La pandemia di COVID-19 ci ha mostrato cosa significa attendere senza nessuna sicurezza un ritorno alla normalità. Questo arresto ha reso le dinamiche dell’assurdo ancora più tangibili; eravamo tutti lì a sperare nel cambiamento ma senza muoverci. Il teatro dell’assurdo rappresenta il vuoto esistenziale e le contraddizioni moderne.
Frammentazione sociale, alienazione capitalista, crisi comunicativa e attesa vana di un futuro migliore confermano la sua estrema attualità.

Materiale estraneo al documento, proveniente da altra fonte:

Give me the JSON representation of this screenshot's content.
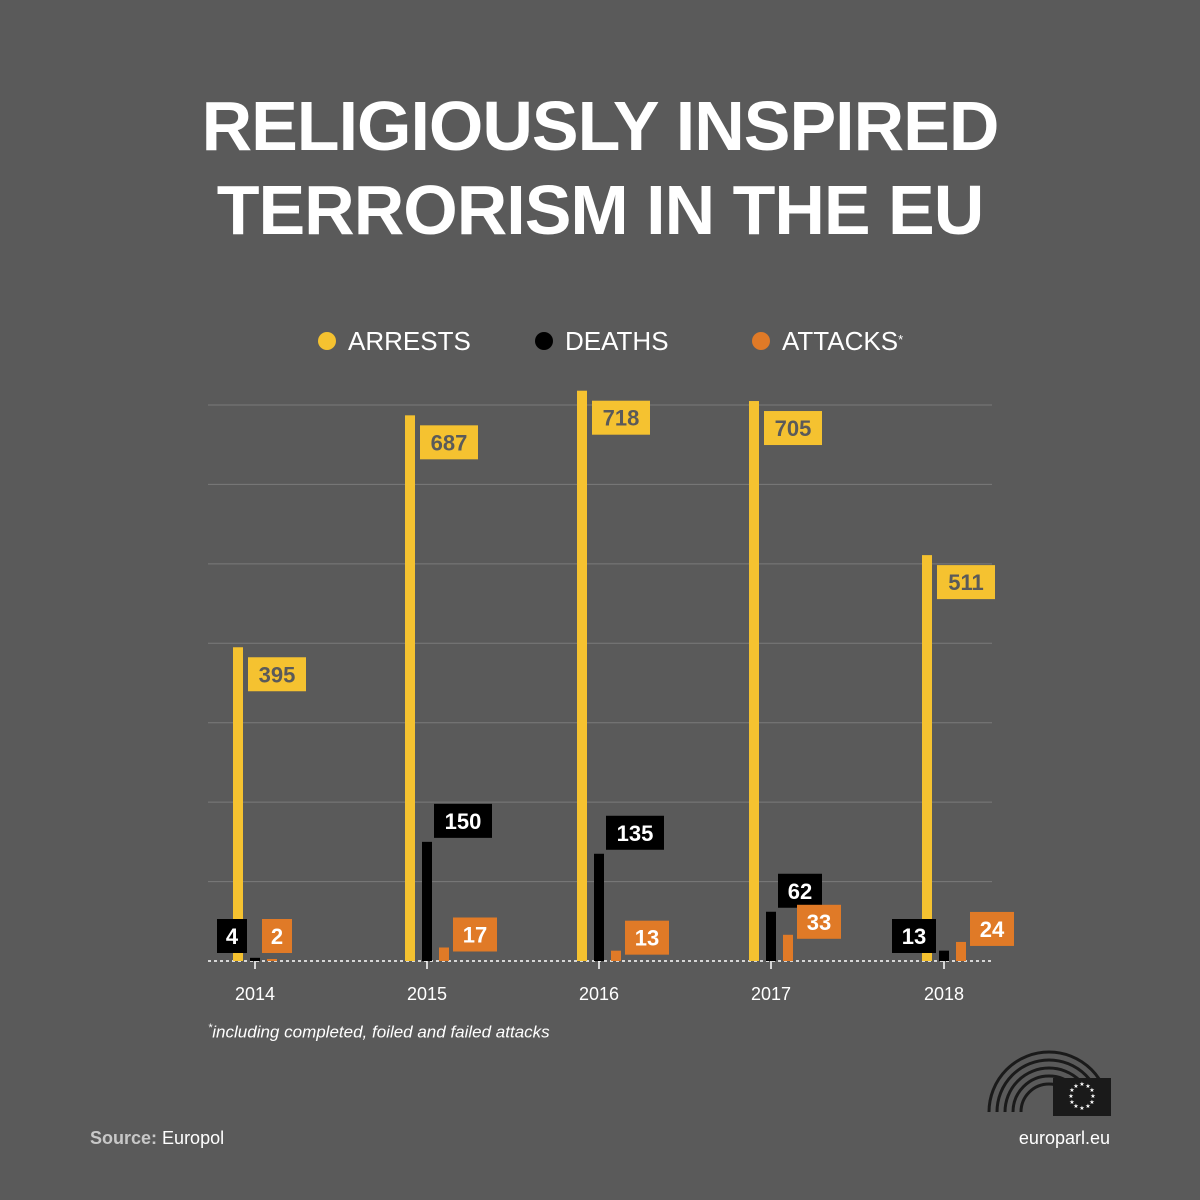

Oggi, il lavoro di Beckett invita a una riflessione profonda sull’essere umano come individuo e come parte della collettività. In un contesto di crisi climatica, tensioni geopolitiche e disuguaglianze crescenti, Beckett ci sfida a guardare oltre l’assurdo per trovare nuove forme di resilienza e solidarietà. Come dice Vladimir, “Non è ancora finita” (“It’s not over yet”).
Proprio nell’accettazione dell’assurdo risiede la chiave per costruire un futuro migliore.
Samuel Beckett è molto contemporaneo. Il testo sottolinea che l'assenza di risposte definitive porta a confrontarsi con problemi complessi senza scorciatoie.
La sua opera suggerisce che l'accettazione dell'assurdo può aprire la strada a nuove forme di speranza. La semplice decisione di Vladimir ed Estragon di “aspettare” implica una forma di resistenza contro l’assurdo. Il loro agire, si avvicina a ciò che Camus chiama il “gesto di vivere”. Un’accettazione del nonsenso che, paradossalmente, dà valore alla vita.
La scelta di continuare diventa un atto umano. Albert Camus e Samuel Beckett condividono una riflessione profonda sull'assurdità della condizione umana, ma le loro risposte filosofiche divergono significativamente. Camus vede nel gesto di vivere un atto di ribellione e significato; Beckett, invece, esplora la disperazione e l'immobilità.
In conclusione è essenziale dire che il teatro di Beckett non è solo una semplice opera artistica. Vladimir ed Estragon rappresentano una situazione simile a quella degli sfollati: senso dell'esistenza ed assurdità della vita portano ad alienazione dell'individuo, ovvero a perdita di certezze assolute. Non fornire soluzioni ai quesiti, parlare senza ascoltare o insultare senza capire l'altro sono atteggiamenti comuni nella società contemporanea che però suggeriscono di guardare oltre l’assurdo per trovare nuove forme di resilienza, facendo leva su ciò che di positivo si può umanamente ricavare dal susseguirsi di situazioni insensate.
Le sue opere ci sfidano a riflettere sul significato del tempo, delle relazioni e della resilienza umana. Beckett non offre soluzioni, ma ci invita a ragionare su questi elementi.
E allora esploriamo il nostro senso in questa vita ricca di non sense.